3) Secure Your Camera: Trail Cameras are being stolen at an alarming rate and the one thing you can do is protect your investment . The best way to do this is with a heavy duty security box. Security Boxes are not bullet proof either but I can assure you that the sight of one will make a thief think twice. To a thief, getting a security box off the tree is going to be time consuming and loud. But if it is going to make them work a little harder, so be it. Make sure to use a 5/16 Python Lock and do NOT tighten the lock. Loose python lock cables are a LOT harder to cut with bolt cutters than taunt ones! Secondly, if you have a history of camera thievery in the area, you can set up dummy cameras (old broken cameras) as bait and place a fully functional camera several feet up in a tree. Another idea is to specifically hide a camera on the edge of the field and drop an old colorful hat out in front of the camera 20 feet away or so. A trespasser will naturally see it, go to it and pick it up. Their attention will be focused on the hat and the camera is doing its job.

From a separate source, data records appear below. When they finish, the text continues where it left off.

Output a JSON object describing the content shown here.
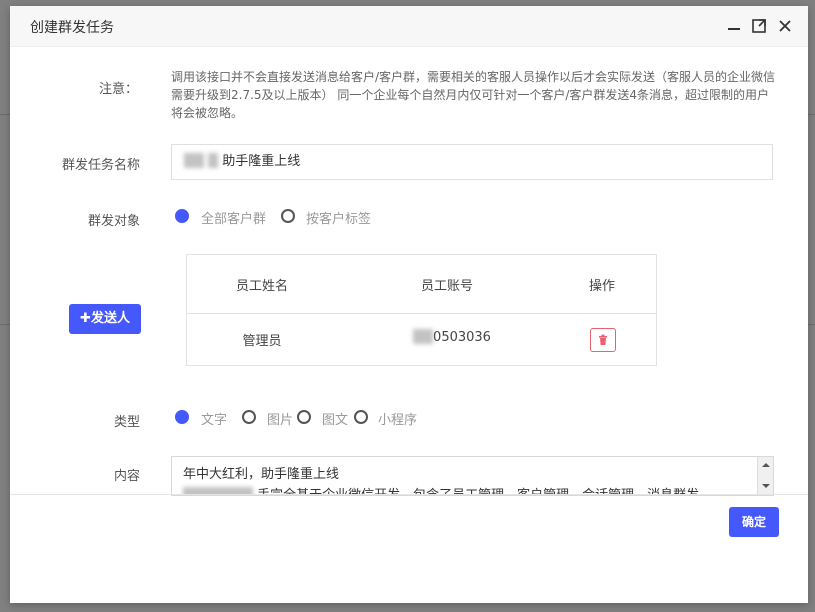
{
  "modal": {
    "title": "创建群发任务",
    "minimize_icon": "minimize-icon",
    "maximize_icon": "maximize-icon",
    "close_icon": "close-icon"
  },
  "notice": {
    "label": "注意：",
    "text": "调用该接口并不会直接发送消息给客户/客户群，需要相关的客服人员操作以后才会实际发送（客服人员的企业微信需要升级到2.7.5及以上版本） 同一个企业每个自然月内仅可针对一个客户/客户群发送4条消息，超过限制的用户将会被忽略。"
  },
  "task_name": {
    "label": "群发任务名称",
    "value_visible": "助手隆重上线"
  },
  "target": {
    "label": "群发对象",
    "options": [
      {
        "label": "全部客户群",
        "selected": true
      },
      {
        "label": "按客户标签",
        "selected": false
      }
    ]
  },
  "sender": {
    "button_label": "✚发送人",
    "table": {
      "headers": [
        "员工姓名",
        "员工账号",
        "操作"
      ],
      "rows": [
        {
          "name": "管理员",
          "account_visible": "0503036",
          "action_icon": "trash-icon"
        }
      ]
    }
  },
  "type": {
    "label": "类型",
    "options": [
      {
        "label": "文字",
        "selected": true
      },
      {
        "label": "图片",
        "selected": false
      },
      {
        "label": "图文",
        "selected": false
      },
      {
        "label": "小程序",
        "selected": false
      }
    ]
  },
  "content": {
    "label": "内容",
    "line1": "年中大红利，助手隆重上线",
    "line2": "手完全基于企业微信开发，包含了员工管理，客户管理，会话管理，消息群发，"
  },
  "footer": {
    "confirm_label": "确定"
  },
  "colors": {
    "accent": "#4458fb",
    "danger": "#e8616f"
  }
}
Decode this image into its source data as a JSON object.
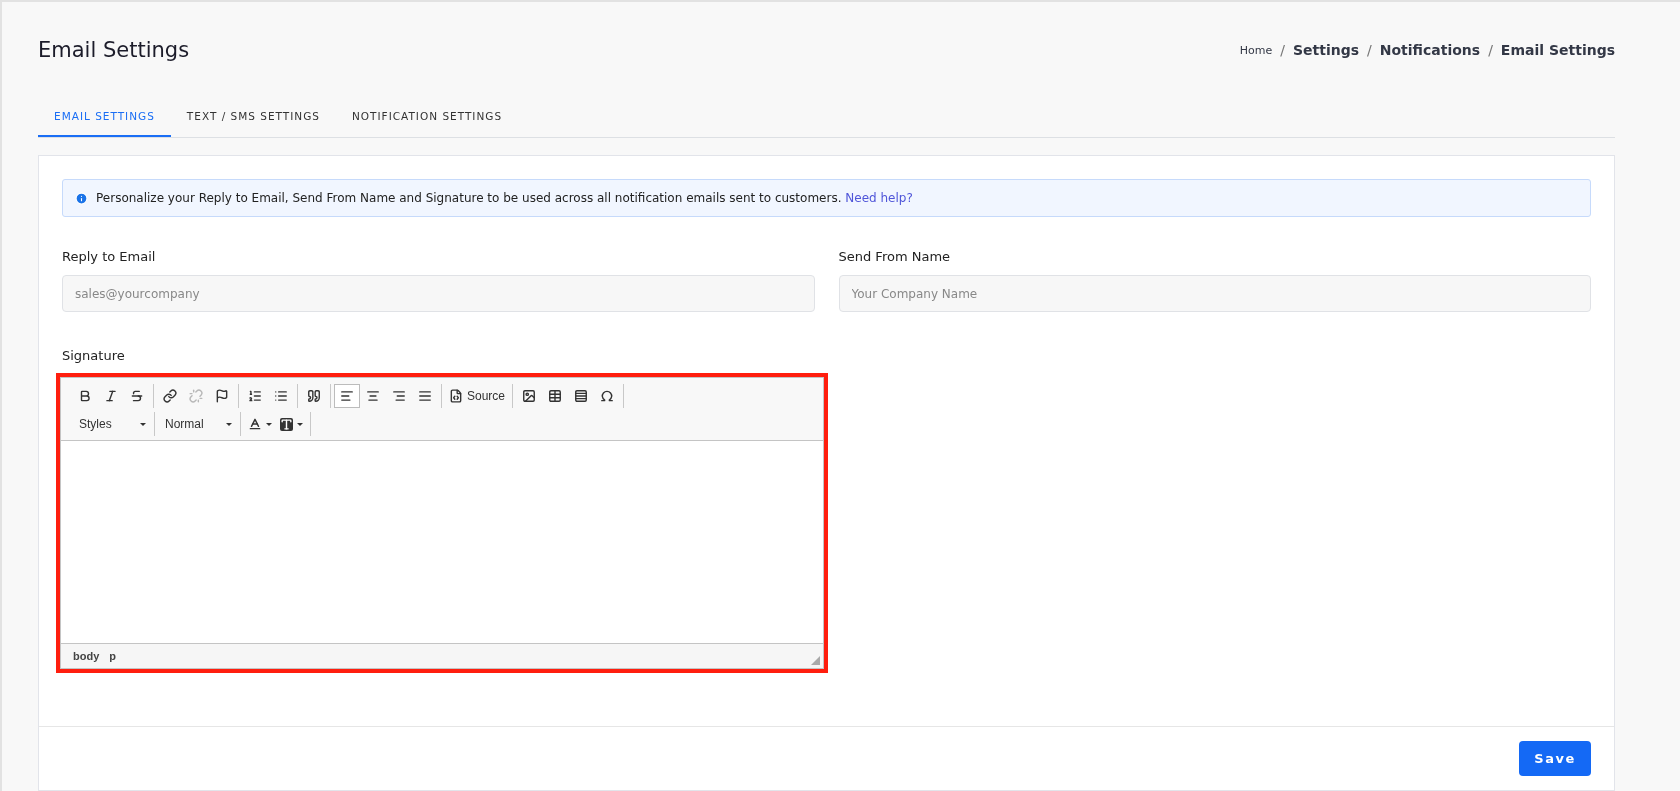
{
  "page_title": "Email Settings",
  "breadcrumb_separator": "/",
  "breadcrumb": [
    {
      "label": "Home",
      "current": false
    },
    {
      "label": "Settings",
      "current": true
    },
    {
      "label": "Notifications",
      "current": true
    },
    {
      "label": "Email Settings",
      "current": true
    }
  ],
  "tabs": [
    {
      "label": "EMAIL SETTINGS",
      "selected": true
    },
    {
      "label": "TEXT / SMS SETTINGS",
      "selected": false
    },
    {
      "label": "NOTIFICATION SETTINGS",
      "selected": false
    }
  ],
  "alert": {
    "text": "Personalize your Reply to Email, Send From Name and Signature to be used across all notification emails sent to customers.",
    "link": "Need help?"
  },
  "fields": [
    {
      "label": "Reply to Email",
      "placeholder": "sales@yourcompany"
    },
    {
      "label": "Send From Name",
      "placeholder": "Your Company Name"
    }
  ],
  "signature": {
    "label": "Signature",
    "highlighted": true,
    "toolbar": [
      [
        {
          "selected": false,
          "disabled": false
        },
        {
          "selected": false,
          "disabled": false
        },
        {
          "selected": false,
          "disabled": false
        }
      ],
      [
        {
          "selected": false,
          "disabled": false
        },
        {
          "selected": false,
          "disabled": true
        },
        {
          "selected": false,
          "disabled": false
        }
      ],
      [
        {
          "selected": false,
          "disabled": false
        },
        {
          "selected": false,
          "disabled": false
        }
      ],
      [
        {
          "selected": false,
          "disabled": false
        }
      ],
      [
        {
          "selected": true,
          "disabled": false
        },
        {
          "selected": false,
          "disabled": false
        },
        {
          "selected": false,
          "disabled": false
        },
        {
          "selected": false,
          "disabled": false
        }
      ],
      [
        {
          "selected": false,
          "disabled": false,
          "label": "Source"
        }
      ],
      [
        {
          "selected": false,
          "disabled": false
        },
        {
          "selected": false,
          "disabled": false
        },
        {
          "selected": false,
          "disabled": false
        },
        {
          "selected": false,
          "disabled": false
        }
      ]
    ],
    "dropdowns": [
      "Styles",
      "Normal"
    ],
    "path": [
      "body",
      "p"
    ]
  },
  "save_button": "Save"
}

4) Carry an Accessories Bag: There is nothing worse than showing up to your camera only to find that you forgot batteries, SD Cards or any necessary tools. You can keep that to a minimum by designating a small bag or backpack/fanny pack for carrying your "possibles." My pack contains clippers, small saw, Python Lock keys, SD Cards, Batteries, Q Tips for cleaning lenses, cotton balls, insect repellent and in most cases, drinking water. Having a pack with these types of supplies is a HUGE asset. Put one of these together this season and you will be thankful!! Keep it in your truck or ATV box and leave it there!

5) Keep Notes: Keeping notes is a great idea during the trail camera season. Notes can range from where the cameras are and which bucks and how many bucks you are getting pictures of. If you have multiple cameras this is a really BIG help! There are times when I have absolutely lost trail cameras because I could not remember where I placed it. So keep notes!!

6) SAFETY: If you are running a string of cameras you know full well the best time to swap cards is the middle of the day. This falls during the summer and it can be blistering hot. Make sure you let others know where you are going, which farm and where. Carry your cell phone with you but most importantly, let others know where you are!!